Now, use the chain rule to find \(\frac{dy}{dx}\):

\(\frac{dy}{dx} = \frac{\frac{dy}{dt}}{\frac{dx}{dt}} = \frac{4 + \frac{2}{2t - 1}}{2t}\)

Simplify to obtain:

\(\frac{dy}{dx} = \frac{8t - 2}{2t(2t - 1)}\)

(ii) To find the equation of the normal, first find the gradient of the tangent at \(t = 1\):

Substitute \(t = 1\) into \(\frac{dy}{dx}\):

\(\frac{dy}{dx} = \frac{8(1) - 2}{2(1)(2(1) - 1)} = \frac{6}{2} = 3\)

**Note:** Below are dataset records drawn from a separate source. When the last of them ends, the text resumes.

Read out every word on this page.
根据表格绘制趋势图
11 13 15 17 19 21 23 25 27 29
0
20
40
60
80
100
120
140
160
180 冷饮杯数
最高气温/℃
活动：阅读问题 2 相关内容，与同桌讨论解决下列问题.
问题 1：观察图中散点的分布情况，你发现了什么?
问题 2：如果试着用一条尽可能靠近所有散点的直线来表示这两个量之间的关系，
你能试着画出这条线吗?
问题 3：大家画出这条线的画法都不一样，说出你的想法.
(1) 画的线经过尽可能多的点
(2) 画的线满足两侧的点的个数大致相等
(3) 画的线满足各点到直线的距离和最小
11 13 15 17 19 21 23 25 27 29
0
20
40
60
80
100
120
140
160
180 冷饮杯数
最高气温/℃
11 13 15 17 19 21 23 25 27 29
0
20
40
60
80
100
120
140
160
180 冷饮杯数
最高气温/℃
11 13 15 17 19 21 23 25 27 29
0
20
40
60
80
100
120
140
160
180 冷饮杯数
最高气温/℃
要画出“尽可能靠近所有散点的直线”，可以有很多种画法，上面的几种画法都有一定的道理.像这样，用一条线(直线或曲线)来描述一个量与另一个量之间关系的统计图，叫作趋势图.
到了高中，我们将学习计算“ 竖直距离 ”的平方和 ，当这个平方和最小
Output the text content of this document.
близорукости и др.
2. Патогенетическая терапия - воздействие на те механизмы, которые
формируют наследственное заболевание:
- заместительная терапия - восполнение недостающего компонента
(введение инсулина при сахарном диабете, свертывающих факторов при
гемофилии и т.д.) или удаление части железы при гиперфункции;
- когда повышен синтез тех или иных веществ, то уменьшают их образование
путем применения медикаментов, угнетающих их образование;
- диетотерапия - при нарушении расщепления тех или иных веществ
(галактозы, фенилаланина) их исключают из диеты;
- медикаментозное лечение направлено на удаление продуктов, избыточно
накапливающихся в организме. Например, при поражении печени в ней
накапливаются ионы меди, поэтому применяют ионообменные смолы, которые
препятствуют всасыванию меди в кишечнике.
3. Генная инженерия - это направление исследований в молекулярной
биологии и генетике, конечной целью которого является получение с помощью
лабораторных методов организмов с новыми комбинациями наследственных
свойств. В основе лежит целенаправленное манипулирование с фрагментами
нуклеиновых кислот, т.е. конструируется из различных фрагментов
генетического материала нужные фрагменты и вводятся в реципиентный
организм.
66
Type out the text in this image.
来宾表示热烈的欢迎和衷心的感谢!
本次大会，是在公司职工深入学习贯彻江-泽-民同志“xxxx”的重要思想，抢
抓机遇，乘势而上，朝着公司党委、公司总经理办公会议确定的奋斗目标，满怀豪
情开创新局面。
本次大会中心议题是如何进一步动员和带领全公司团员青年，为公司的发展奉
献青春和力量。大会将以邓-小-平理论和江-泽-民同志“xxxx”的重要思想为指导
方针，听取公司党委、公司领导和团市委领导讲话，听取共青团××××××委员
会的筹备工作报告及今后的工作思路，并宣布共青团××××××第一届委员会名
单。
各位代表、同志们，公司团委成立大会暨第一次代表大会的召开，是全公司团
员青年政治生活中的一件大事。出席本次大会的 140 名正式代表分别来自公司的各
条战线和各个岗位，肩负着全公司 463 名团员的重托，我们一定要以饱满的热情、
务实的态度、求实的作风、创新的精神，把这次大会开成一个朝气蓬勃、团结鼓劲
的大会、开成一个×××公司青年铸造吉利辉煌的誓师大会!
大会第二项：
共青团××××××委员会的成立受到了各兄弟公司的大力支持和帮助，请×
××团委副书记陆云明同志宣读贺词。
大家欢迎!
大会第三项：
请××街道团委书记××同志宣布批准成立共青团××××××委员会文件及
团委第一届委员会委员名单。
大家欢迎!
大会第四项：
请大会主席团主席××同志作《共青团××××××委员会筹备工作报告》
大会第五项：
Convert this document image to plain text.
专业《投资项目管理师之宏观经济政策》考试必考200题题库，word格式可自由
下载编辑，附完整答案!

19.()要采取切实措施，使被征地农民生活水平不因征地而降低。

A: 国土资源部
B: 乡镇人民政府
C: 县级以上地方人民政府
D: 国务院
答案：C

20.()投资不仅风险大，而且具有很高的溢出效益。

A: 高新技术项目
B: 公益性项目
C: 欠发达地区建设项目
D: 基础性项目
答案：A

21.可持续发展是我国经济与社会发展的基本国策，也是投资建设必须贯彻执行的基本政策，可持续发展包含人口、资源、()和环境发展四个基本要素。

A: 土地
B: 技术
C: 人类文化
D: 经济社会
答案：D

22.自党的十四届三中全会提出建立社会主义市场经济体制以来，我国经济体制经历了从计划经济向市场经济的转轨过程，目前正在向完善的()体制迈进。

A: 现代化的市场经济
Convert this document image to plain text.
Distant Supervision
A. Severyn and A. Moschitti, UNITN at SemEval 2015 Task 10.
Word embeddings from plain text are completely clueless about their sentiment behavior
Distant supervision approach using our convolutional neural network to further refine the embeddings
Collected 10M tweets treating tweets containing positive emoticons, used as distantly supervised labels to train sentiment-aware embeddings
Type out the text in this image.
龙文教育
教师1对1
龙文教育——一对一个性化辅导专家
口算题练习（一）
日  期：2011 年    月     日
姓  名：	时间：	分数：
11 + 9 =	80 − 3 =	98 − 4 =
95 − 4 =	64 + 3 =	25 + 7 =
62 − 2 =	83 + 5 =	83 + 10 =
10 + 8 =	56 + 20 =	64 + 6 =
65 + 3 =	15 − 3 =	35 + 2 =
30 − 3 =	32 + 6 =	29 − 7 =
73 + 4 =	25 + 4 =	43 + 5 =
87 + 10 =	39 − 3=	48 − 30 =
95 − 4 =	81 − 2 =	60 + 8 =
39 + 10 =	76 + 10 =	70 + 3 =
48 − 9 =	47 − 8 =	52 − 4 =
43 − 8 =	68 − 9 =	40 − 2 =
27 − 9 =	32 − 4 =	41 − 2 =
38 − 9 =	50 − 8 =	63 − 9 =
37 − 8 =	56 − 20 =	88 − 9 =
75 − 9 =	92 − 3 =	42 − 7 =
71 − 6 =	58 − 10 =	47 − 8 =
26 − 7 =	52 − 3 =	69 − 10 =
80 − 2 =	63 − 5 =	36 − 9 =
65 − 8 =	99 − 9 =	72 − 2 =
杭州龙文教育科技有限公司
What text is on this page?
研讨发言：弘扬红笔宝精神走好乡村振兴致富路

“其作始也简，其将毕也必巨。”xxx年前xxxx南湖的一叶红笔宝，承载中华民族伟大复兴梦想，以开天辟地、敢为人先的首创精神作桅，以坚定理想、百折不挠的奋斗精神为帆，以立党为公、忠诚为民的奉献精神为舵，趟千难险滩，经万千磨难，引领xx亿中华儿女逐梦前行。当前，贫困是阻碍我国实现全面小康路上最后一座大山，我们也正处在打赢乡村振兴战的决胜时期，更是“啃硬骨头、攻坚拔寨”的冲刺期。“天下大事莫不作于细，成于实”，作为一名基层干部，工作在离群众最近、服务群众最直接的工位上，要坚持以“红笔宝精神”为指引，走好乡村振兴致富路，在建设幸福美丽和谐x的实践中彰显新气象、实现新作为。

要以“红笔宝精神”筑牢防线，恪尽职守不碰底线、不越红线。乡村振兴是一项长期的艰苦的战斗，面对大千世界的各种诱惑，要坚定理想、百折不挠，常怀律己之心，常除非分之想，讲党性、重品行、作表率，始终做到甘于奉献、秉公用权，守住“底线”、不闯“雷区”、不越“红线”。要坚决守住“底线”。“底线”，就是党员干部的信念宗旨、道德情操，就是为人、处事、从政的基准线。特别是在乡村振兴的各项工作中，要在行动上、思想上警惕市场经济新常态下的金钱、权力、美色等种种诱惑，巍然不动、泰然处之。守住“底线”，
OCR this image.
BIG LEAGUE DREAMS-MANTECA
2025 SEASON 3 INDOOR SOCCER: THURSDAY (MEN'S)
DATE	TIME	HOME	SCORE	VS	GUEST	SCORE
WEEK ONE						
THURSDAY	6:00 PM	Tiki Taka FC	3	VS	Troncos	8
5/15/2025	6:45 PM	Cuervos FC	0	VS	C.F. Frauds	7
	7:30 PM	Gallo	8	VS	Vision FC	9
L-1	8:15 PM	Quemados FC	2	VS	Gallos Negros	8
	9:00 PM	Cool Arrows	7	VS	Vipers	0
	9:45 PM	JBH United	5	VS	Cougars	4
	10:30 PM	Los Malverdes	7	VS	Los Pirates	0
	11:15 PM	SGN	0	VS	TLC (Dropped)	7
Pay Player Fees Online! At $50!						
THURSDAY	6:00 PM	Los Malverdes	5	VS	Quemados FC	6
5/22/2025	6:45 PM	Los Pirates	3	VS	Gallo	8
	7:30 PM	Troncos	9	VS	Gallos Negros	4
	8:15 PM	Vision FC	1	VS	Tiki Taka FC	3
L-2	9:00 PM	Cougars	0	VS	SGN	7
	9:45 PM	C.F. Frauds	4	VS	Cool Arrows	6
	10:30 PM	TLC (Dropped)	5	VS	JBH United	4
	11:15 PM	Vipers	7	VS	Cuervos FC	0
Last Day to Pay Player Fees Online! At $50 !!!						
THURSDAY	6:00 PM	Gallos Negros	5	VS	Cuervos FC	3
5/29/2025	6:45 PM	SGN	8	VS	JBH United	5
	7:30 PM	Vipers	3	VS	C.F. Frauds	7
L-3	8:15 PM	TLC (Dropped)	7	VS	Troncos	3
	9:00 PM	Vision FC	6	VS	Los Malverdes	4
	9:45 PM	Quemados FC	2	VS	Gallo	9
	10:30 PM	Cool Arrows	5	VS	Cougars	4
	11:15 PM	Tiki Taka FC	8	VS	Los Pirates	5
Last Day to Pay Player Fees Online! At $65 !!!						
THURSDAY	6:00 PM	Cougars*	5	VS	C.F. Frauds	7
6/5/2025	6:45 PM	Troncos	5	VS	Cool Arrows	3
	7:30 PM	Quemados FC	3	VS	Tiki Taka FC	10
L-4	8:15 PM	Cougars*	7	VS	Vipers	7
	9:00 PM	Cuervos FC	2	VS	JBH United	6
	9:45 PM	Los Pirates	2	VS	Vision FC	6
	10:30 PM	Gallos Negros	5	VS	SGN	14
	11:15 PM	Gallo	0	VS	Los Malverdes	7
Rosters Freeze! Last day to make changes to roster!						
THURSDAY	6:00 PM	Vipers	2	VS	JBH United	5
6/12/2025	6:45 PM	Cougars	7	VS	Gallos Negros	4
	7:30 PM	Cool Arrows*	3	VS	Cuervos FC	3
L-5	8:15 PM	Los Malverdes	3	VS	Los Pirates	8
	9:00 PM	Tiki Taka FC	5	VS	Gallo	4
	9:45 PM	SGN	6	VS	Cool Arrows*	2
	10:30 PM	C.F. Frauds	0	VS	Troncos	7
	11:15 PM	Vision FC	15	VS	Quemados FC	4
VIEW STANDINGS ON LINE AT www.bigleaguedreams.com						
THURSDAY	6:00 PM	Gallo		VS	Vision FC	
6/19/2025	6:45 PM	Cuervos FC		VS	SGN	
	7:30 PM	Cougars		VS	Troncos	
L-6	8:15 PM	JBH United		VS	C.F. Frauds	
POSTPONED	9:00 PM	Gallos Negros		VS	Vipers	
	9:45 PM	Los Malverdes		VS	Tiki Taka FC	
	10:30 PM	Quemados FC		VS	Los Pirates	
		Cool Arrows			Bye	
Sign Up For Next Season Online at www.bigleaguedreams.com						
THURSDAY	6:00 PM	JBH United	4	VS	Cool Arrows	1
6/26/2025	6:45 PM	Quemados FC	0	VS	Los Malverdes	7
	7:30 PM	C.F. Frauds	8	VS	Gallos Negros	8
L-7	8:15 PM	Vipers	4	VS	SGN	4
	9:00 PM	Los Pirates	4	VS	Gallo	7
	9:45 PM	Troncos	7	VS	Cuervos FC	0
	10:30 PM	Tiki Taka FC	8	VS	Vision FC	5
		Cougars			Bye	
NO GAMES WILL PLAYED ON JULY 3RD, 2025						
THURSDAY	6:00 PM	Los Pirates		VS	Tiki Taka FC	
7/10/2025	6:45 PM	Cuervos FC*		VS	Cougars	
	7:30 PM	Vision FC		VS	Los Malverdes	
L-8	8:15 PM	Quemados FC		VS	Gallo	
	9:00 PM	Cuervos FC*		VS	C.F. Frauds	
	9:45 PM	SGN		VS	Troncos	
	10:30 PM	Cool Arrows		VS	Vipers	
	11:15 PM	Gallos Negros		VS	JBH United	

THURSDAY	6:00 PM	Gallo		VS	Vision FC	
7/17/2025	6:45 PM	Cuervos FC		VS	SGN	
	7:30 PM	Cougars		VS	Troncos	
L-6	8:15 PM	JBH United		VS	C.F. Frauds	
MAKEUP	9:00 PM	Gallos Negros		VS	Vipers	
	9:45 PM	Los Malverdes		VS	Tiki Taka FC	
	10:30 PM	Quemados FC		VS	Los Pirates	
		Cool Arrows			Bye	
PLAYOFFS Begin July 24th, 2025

The gradient of the normal is the negative reciprocal of the tangent's gradient:

\(m_{\text{normal}} = -\frac{1}{3}\)

Find the point on the curve at \(t = 1\):

\(x = 1^2 + 1 = 2\)

\(y = 4(1) + \ln(2(1) - 1) = 4 + \ln(1) = 4\)

Using the point-slope form of the line equation:

\(y - 4 = -\frac{1}{3}(x - 2)\)

Rearrange to the form \(ax + by + c = 0\):

\(3(y - 4) = -(x - 2)\)

\(3y - 12 = -x + 2\)

\(x + 3y - 14 = 0\)